L’intérêt de ces solutions ne se limite pas à la réduction des émissions. Les groupes électrogènes imposent des contraintes bien connues des équipes terrain, entre bruit, odeurs, logistique carburant et sécurité. « Personne n’a envie de gérer les groupes électrogènes […] on tire des mètres de câbles pour les mettre loin des participants », décrit Jessica Mercuriali.
Les batteries permettent de s’affranchir en partie de ces contraintes, avec un fonctionnement silencieux, sans émission directe et sans carburant. Elles offrent également une meilleure flexibilité dans certains usages, notamment grâce à leur capacité à absorber des pics de puissance, là où un groupe électrogène peut s’arrêter en cas de surcharge.
Le modèle économique repose sur la location, afin de limiter les investissements pour les organisateurs. « On fait tout pour qu’il n’y ait pas ce fameux green premium », précise la fondatrice, en indiquant que le coût peut être comparable, voire inférieur, à celui d’un groupe électrogène une fois le carburant pris en compte.
Les deux solutions sont proposées conjointement dans le cadre d’“Impact Durable”, avec un tarif préférentiel lorsque mobilité et énergie sont traitées ensemble. L’objectif est de faciliter le passage à l’action pour des organisateurs souvent confrontés à une multitude d’options. « Il y a plein de façons différentes de prendre le sujet […] mais l’idée c’est vraiment de réduire concrètement l’empreinte carbone », résume Jessica Mercuriali.
L’offre inclut également la production de données d’impact, permettant d’objectiver les gains réalisés et de répondre aux exigences croissantes en matière de reporting.
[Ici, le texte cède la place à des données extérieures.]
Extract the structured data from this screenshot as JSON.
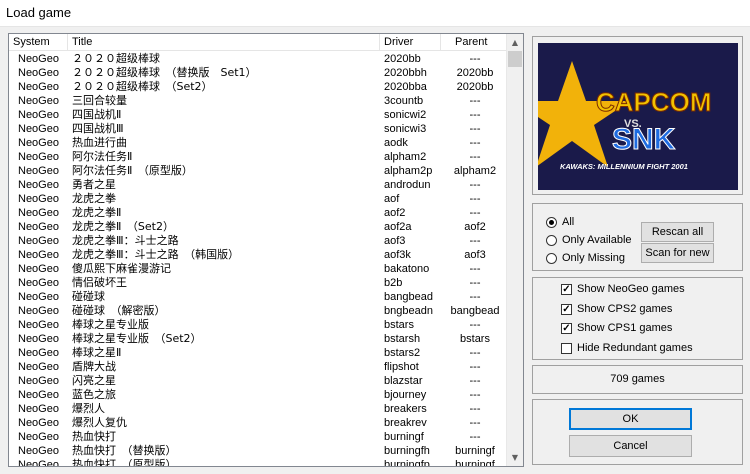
{
  "window": {
    "title": "Load game"
  },
  "columns": {
    "system": "System",
    "title": "Title",
    "driver": "Driver",
    "parent": "Parent"
  },
  "rows": [
    {
      "system": "NeoGeo",
      "title": "２０２０超级棒球",
      "driver": "2020bb",
      "parent": "---"
    },
    {
      "system": "NeoGeo",
      "title": "２０２０超级棒球　（替换版　Set1）",
      "driver": "2020bbh",
      "parent": "2020bb"
    },
    {
      "system": "NeoGeo",
      "title": "２０２０超级棒球　（Set2）",
      "driver": "2020bba",
      "parent": "2020bb"
    },
    {
      "system": "NeoGeo",
      "title": "三回合较量",
      "driver": "3countb",
      "parent": "---"
    },
    {
      "system": "NeoGeo",
      "title": "四国战机Ⅱ",
      "driver": "sonicwi2",
      "parent": "---"
    },
    {
      "system": "NeoGeo",
      "title": "四国战机Ⅲ",
      "driver": "sonicwi3",
      "parent": "---"
    },
    {
      "system": "NeoGeo",
      "title": "热血进行曲",
      "driver": "aodk",
      "parent": "---"
    },
    {
      "system": "NeoGeo",
      "title": "阿尔法任务Ⅱ",
      "driver": "alpham2",
      "parent": "---"
    },
    {
      "system": "NeoGeo",
      "title": "阿尔法任务Ⅱ　（原型版）",
      "driver": "alpham2p",
      "parent": "alpham2"
    },
    {
      "system": "NeoGeo",
      "title": "勇者之星",
      "driver": "androdun",
      "parent": "---"
    },
    {
      "system": "NeoGeo",
      "title": "龙虎之拳",
      "driver": "aof",
      "parent": "---"
    },
    {
      "system": "NeoGeo",
      "title": "龙虎之拳Ⅱ",
      "driver": "aof2",
      "parent": "---"
    },
    {
      "system": "NeoGeo",
      "title": "龙虎之拳Ⅱ　（Set2）",
      "driver": "aof2a",
      "parent": "aof2"
    },
    {
      "system": "NeoGeo",
      "title": "龙虎之拳Ⅲ：斗士之路",
      "driver": "aof3",
      "parent": "---"
    },
    {
      "system": "NeoGeo",
      "title": "龙虎之拳Ⅲ：斗士之路　（韩国版）",
      "driver": "aof3k",
      "parent": "aof3"
    },
    {
      "system": "NeoGeo",
      "title": "傻瓜熙下麻雀漫游记",
      "driver": "bakatono",
      "parent": "---"
    },
    {
      "system": "NeoGeo",
      "title": "情侣破坏王",
      "driver": "b2b",
      "parent": "---"
    },
    {
      "system": "NeoGeo",
      "title": "碰碰球",
      "driver": "bangbead",
      "parent": "---"
    },
    {
      "system": "NeoGeo",
      "title": "碰碰球　（解密版）",
      "driver": "bngbeadn",
      "parent": "bangbead"
    },
    {
      "system": "NeoGeo",
      "title": "棒球之星专业版",
      "driver": "bstars",
      "parent": "---"
    },
    {
      "system": "NeoGeo",
      "title": "棒球之星专业版　（Set2）",
      "driver": "bstarsh",
      "parent": "bstars"
    },
    {
      "system": "NeoGeo",
      "title": "棒球之星Ⅱ",
      "driver": "bstars2",
      "parent": "---"
    },
    {
      "system": "NeoGeo",
      "title": "盾牌大战",
      "driver": "flipshot",
      "parent": "---"
    },
    {
      "system": "NeoGeo",
      "title": "闪亮之星",
      "driver": "blazstar",
      "parent": "---"
    },
    {
      "system": "NeoGeo",
      "title": "蓝色之旅",
      "driver": "bjourney",
      "parent": "---"
    },
    {
      "system": "NeoGeo",
      "title": "爆烈人",
      "driver": "breakers",
      "parent": "---"
    },
    {
      "system": "NeoGeo",
      "title": "爆烈人复仇",
      "driver": "breakrev",
      "parent": "---"
    },
    {
      "system": "NeoGeo",
      "title": "热血快打",
      "driver": "burningf",
      "parent": "---"
    },
    {
      "system": "NeoGeo",
      "title": "热血快打　（替换版）",
      "driver": "burningfh",
      "parent": "burningf"
    },
    {
      "system": "NeoGeo",
      "title": "热血快打　（原型版）",
      "driver": "burningfp",
      "parent": "burningf"
    }
  ],
  "preview": {
    "logo_line1": "CAPCOM",
    "logo_vs": "VS.",
    "logo_line2": "SNK",
    "logo_sub": "KAWAKS: MILLENNIUM FIGHT 2001",
    "colors": {
      "bg": "#1a1a4a",
      "star": "#f2b20a",
      "capcom": "#f2c200",
      "snk": "#1e6be0"
    }
  },
  "filter": {
    "all": "All",
    "available": "Only Available",
    "missing": "Only Missing",
    "selected": "all",
    "rescan_label": "Rescan all",
    "scan_new_label": "Scan for new"
  },
  "options": [
    {
      "label": "Show NeoGeo games",
      "checked": true
    },
    {
      "label": "Show CPS2 games",
      "checked": true
    },
    {
      "label": "Show CPS1 games",
      "checked": true
    },
    {
      "label": "Hide Redundant games",
      "checked": false
    }
  ],
  "status": {
    "count": "709 games"
  },
  "actions": {
    "ok": "OK",
    "cancel": "Cancel"
  }
}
Lancée le 18 mai, l’offre est disponible jusqu’à fin 2026. Cette première phase doit permettre de mesurer l’appétence du marché et d’identifier les typologies d’événements les plus réceptives. « On espère voir rapidement à qui parle nos solutions et faire un bilan en fin d’année », indique Jessica Mercuriali.
Pour ces deux jeunes entreprises, l’enjeu dépasse la seule performance environnementale. Il s’agit aussi de s’inscrire durablement dans un écosystème événementiel où la multiplicité des prestataires rend l’accès au marché plus complexe, en particulier pour les nouveaux entrants.